Monday, January 14, 2013

CMS: Millions of Americans newly eligible for quality, affordable health coverage in 2014

FOR IMMEDIATE RELEASE
Monday, January 14, 2013
Millions of Americans newly eligible for quality, affordable health coverage in 2014
Administration proposes guidance for Medicaid, health insurance marketplaces

Because of the Affordable Care Act, millions of Americans will be newly eligible to receive quality, affordable health care through Medicaid and the new health insurance marketplaces (also known as the Exchanges) in 2014.  Health and Human Services (HHS) Secretary Kathleen Sebelius today released a proposed rule that promotes consistent policies and processes for eligibility notices and appeals in Medicaid, the Children's Health Insurance Program (CHIP), and Exchanges and give states more flexibility when operating their Medicaid programs. HHS encourages all Americans to review and submit comments on the proposed rule.

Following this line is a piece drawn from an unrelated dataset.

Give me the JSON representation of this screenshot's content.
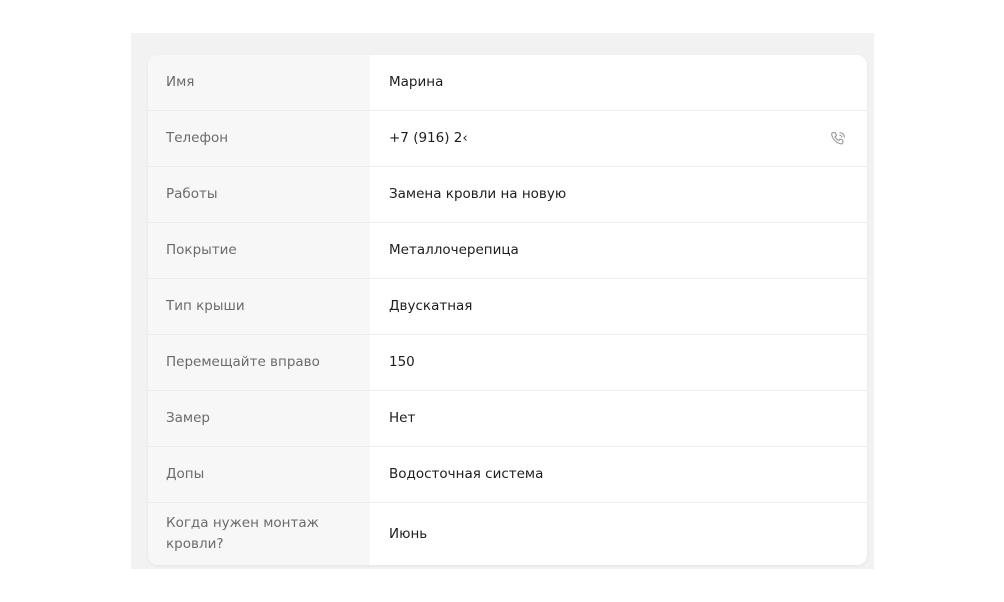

“Before the health care law was passed, millions of Americans were unable to obtain or afford quality health coverage,” Secretary Sebelius said. “Today, we are proposing a rule to provide Americans with access to affordable, high quality health coverage and give states more flexibility to implement the law in a way that works for them.”

Beginning in 2014, the health care law provides new opportunities for Medicaid coverage for adults who earn up to 133 percent of poverty -- $14,865 for an individual or $30,656 for a family of four.  Other Americans looking for coverage will be eligible to buy it through a health insurance marketplace, where many will be eligible for tax credits to make coverage more affordable.  The rules proposed today will help develop systems that will make it easy for consumers to determine if they are eligible for Medicaid or tax credits that make insurance more affordable. 

Today’s proposed rule includes information on how consumers will receive coordinated communications on eligibility determinations and can appeal eligibility determinations.  It gives states flexibility in designing benefits and determining cost sharing in the Medicaid program.  The proposed rule also provides flexibility to state-based Exchanges by allowing them to choose to rely on HHS for verifying whether an individual has employer-sponsored coverage and conducting some types of appeals.